Дэвид сел на качели и похлопал рядом с собой рукой.
– Иди сюда.
– Как поплавал? – спросила Марго, устраиваясь рядом.
– Замечательно. Видел Руби, – ответил он.
– Руби? Где?
– У пруда. Она пришла окунуться.
Марго удержалась и не спросила: «Она обо мне спрашивала?»
– О чем говорили? – спросила она.
– О том, как она съездила.
– Развеялась?
– Иван ее бросил.
– О нет. В Испании?
– Судя по всему. Она, если честно, вполне жизнерадостна. Рассказывала мне, где побывала. В полном восторге от своего фотоаппарата, постоянно снимает. Ей не терпится показать нам фотографии.
Марго с облегчением прислонилась к Дэвиду. Руби хотела показать ей фотографии!
– Поговорили про «Прадо», – сказал Дэвид.
– Ей понравились «Менины»?
– Ей понравились «Менины».
– Конечно, еще бы. А Гойя?
– Кое-что понравилось, но не весь Гойя.
– Оно и понятно. Гойи много. – Марго оттолкнулась мыском кроссовки, и качели тихо закачались взад-вперед. – Вряд ли вы говорили о…
– Нет.
Какое-то время они помолчали, слушая скрип качелей.
– Руби переживала из-за кулона, который я ей подарил, – сказал Дэвид.
– Переживала? Почему?
– Потому что поняла в Испании, что не хочет быть врачом.
Он повернулся к Марго, улыбнулся, и они рассмеялись.
– Бедная зайка, – сказала Марго. – Она еще пять раз передумает, кем быть, до выпуска. Что ты ей сказал?
– Напомнил о времени, когда она была маленькой, о последнем лете, когда мы с тобой тут были. Помнишь? Когда она выучила твой текст?
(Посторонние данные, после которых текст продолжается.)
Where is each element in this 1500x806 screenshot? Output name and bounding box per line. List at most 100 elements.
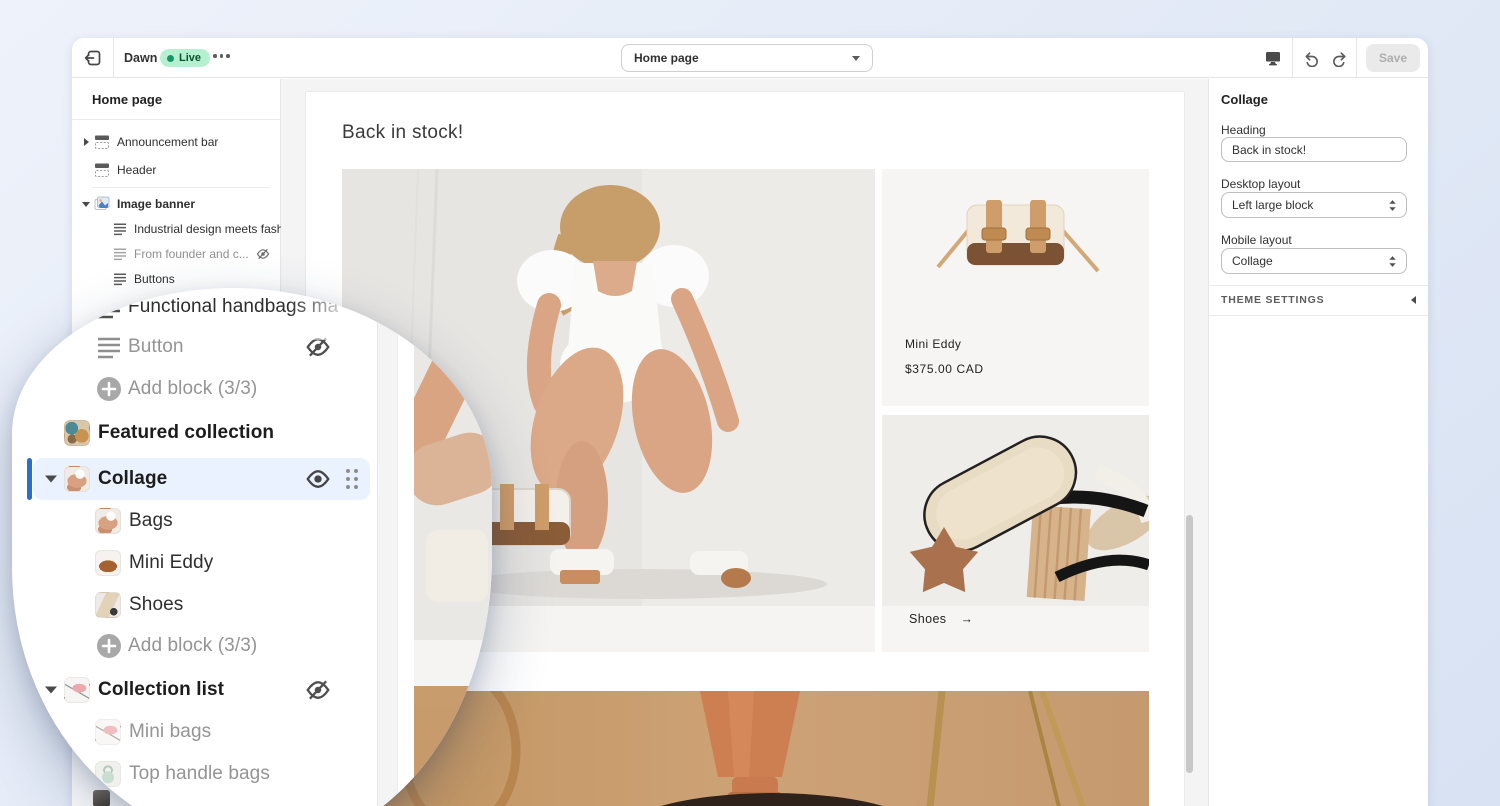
text-block-icon bbox=[113, 222, 127, 236]
sidebar-block-industrial-design[interactable]: Industrial design meets fashi... bbox=[72, 216, 280, 242]
block-thumbnail bbox=[95, 550, 121, 576]
sidebar-item-header[interactable]: Header bbox=[72, 157, 280, 183]
tree-section-label: Featured collection bbox=[98, 422, 274, 444]
live-badge: Live bbox=[160, 49, 210, 67]
collection-link-label: Shoes bbox=[909, 612, 946, 626]
tree-section-label: Collage bbox=[98, 468, 167, 490]
section-thumbnail bbox=[64, 420, 90, 446]
tree-block-mini-bags[interactable]: Mini bags bbox=[12, 711, 377, 753]
tree-item-label: Button bbox=[128, 336, 184, 358]
tree-item-label: Functional handbags ma bbox=[128, 296, 338, 318]
more-options-button[interactable] bbox=[213, 54, 230, 58]
sidebar-item-label: Industrial design meets fashi... bbox=[134, 222, 296, 236]
undo-button[interactable] bbox=[1303, 49, 1321, 67]
top-bar: Dawn Live Home page bbox=[72, 38, 1428, 78]
page-selector-dropdown[interactable]: Home page bbox=[621, 44, 873, 72]
dot-icon bbox=[226, 54, 230, 58]
drag-handle-icon[interactable] bbox=[344, 468, 360, 490]
heading-input[interactable] bbox=[1221, 137, 1407, 162]
collection-card-shoes[interactable]: Shoes → bbox=[882, 415, 1149, 652]
editor-window: Dawn Live Home page bbox=[72, 38, 1428, 806]
collage-section-heading: Back in stock! bbox=[342, 122, 463, 144]
tree-section-collection-list[interactable]: Collection list bbox=[12, 669, 377, 711]
exit-editor-button[interactable] bbox=[83, 48, 103, 68]
image-banner-icon bbox=[94, 196, 110, 212]
text-block-icon bbox=[96, 334, 122, 360]
caret-down-icon[interactable] bbox=[44, 685, 58, 695]
tree-item-label: Bags bbox=[129, 510, 173, 532]
header-section-icon bbox=[94, 162, 110, 178]
theme-settings-label: THEME SETTINGS bbox=[1221, 294, 1324, 306]
magnifier-lens: Functional handbags ma Button bbox=[12, 288, 492, 806]
plus-circle-icon bbox=[96, 633, 122, 659]
magnified-label-strip bbox=[414, 640, 492, 686]
sidebar-item-label: From founder and c... bbox=[134, 247, 249, 261]
arrow-right-icon: → bbox=[960, 612, 973, 626]
tree-block-top-handle-bags[interactable]: Top handle bags bbox=[12, 753, 377, 795]
product-card-mini-eddy[interactable]: Mini Eddy $375.00 CAD bbox=[882, 169, 1149, 406]
eye-slash-icon[interactable] bbox=[305, 334, 331, 360]
block-thumbnail bbox=[95, 719, 121, 745]
desktop-layout-value: Left large block bbox=[1232, 198, 1313, 212]
caret-down-icon[interactable] bbox=[44, 474, 58, 484]
block-thumbnail bbox=[95, 508, 121, 534]
save-button[interactable]: Save bbox=[1366, 44, 1420, 72]
collapse-left-icon bbox=[1411, 296, 1416, 304]
sidebar-item-label: Image banner bbox=[117, 197, 195, 211]
divider bbox=[72, 119, 280, 120]
tree-block-bags[interactable]: Bags bbox=[12, 500, 377, 542]
desktop-layout-select[interactable]: Left large block bbox=[1221, 192, 1407, 218]
tree-item-label: Mini Eddy bbox=[129, 552, 213, 574]
tree-item-label: Top handle bags bbox=[129, 763, 270, 785]
eye-slash-icon[interactable] bbox=[305, 677, 331, 703]
caret-down-icon[interactable] bbox=[82, 200, 90, 208]
undo-icon bbox=[1303, 49, 1321, 67]
live-dot-icon bbox=[167, 55, 174, 62]
add-block-button[interactable]: Add block (3/3) bbox=[12, 625, 377, 667]
block-thumbnail bbox=[95, 592, 121, 618]
tree-section-collage[interactable]: Collage bbox=[12, 458, 377, 500]
theme-settings-toggle[interactable]: THEME SETTINGS bbox=[1221, 285, 1416, 315]
sidebar-item-label: Announcement bar bbox=[117, 135, 218, 149]
text-block-icon bbox=[113, 272, 127, 286]
mobile-layout-select[interactable]: Collage bbox=[1221, 248, 1407, 274]
tree-item-button[interactable]: Button bbox=[12, 326, 377, 368]
shopify-theme-editor: Dawn Live Home page bbox=[0, 0, 1500, 806]
sidebar-item-image-banner[interactable]: Image banner bbox=[72, 191, 280, 217]
text-block-icon bbox=[96, 294, 122, 320]
mobile-layout-label: Mobile layout bbox=[1221, 233, 1292, 247]
shoes-photo bbox=[882, 415, 1149, 606]
tree-section-label: Collection list bbox=[98, 679, 224, 701]
collection-link[interactable]: Shoes → bbox=[909, 612, 973, 626]
tree-block-shoes[interactable]: Shoes bbox=[12, 584, 377, 626]
sidebar-item-label: Buttons bbox=[134, 272, 175, 286]
preview-scrollbar[interactable] bbox=[1186, 515, 1193, 773]
panel-title: Collage bbox=[1221, 92, 1268, 107]
exit-icon bbox=[83, 48, 103, 68]
heading-field-label: Heading bbox=[1221, 123, 1266, 137]
mini-eddy-bag-photo bbox=[882, 169, 1149, 329]
tree-section-featured-collection[interactable]: Featured collection bbox=[12, 412, 377, 454]
divider bbox=[1209, 315, 1428, 316]
topbar-divider bbox=[1292, 38, 1293, 78]
device-preview-button[interactable] bbox=[1264, 49, 1282, 67]
sidebar-title: Home page bbox=[92, 92, 162, 107]
sidebar-block-from-founder[interactable]: From founder and c... bbox=[72, 241, 280, 267]
caret-right-icon[interactable] bbox=[82, 138, 90, 146]
add-block-label: Add block (3/3) bbox=[128, 635, 257, 657]
product-title[interactable]: Mini Eddy bbox=[905, 337, 961, 351]
desktop-layout-label: Desktop layout bbox=[1221, 177, 1300, 191]
product-price: $375.00 CAD bbox=[905, 362, 984, 376]
stepper-icon bbox=[1388, 255, 1397, 268]
redo-button[interactable] bbox=[1330, 49, 1348, 67]
magnified-next-section bbox=[414, 686, 492, 806]
add-block-button[interactable]: Add block (3/3) bbox=[12, 368, 377, 410]
eye-icon[interactable] bbox=[305, 466, 331, 492]
tree-block-mini-eddy[interactable]: Mini Eddy bbox=[12, 542, 377, 584]
topbar-divider bbox=[1356, 38, 1357, 78]
sidebar-item-announcement-bar[interactable]: Announcement bar bbox=[72, 129, 280, 155]
add-block-label: Add block (3/3) bbox=[128, 378, 257, 400]
tree-item-functional-handbags[interactable]: Functional handbags ma bbox=[12, 288, 377, 328]
monitor-icon bbox=[1264, 49, 1282, 67]
eye-slash-icon[interactable] bbox=[256, 247, 270, 261]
– Да разве такое забудешь? Она сидела с куклами на веранде, вон там. «Мой дом был холоден». Мы с Флорой чуть не попадали.
– Да. И потом ты разучила с ней кусочки из других своих монологов.
– Она так хорошо запоминала, идеальная маленькая подражательница, каждый вечер за ужином давала представление.
– И терпеть это не могла.
Марго остановила качели и всем телом повернулась к Дэвиду.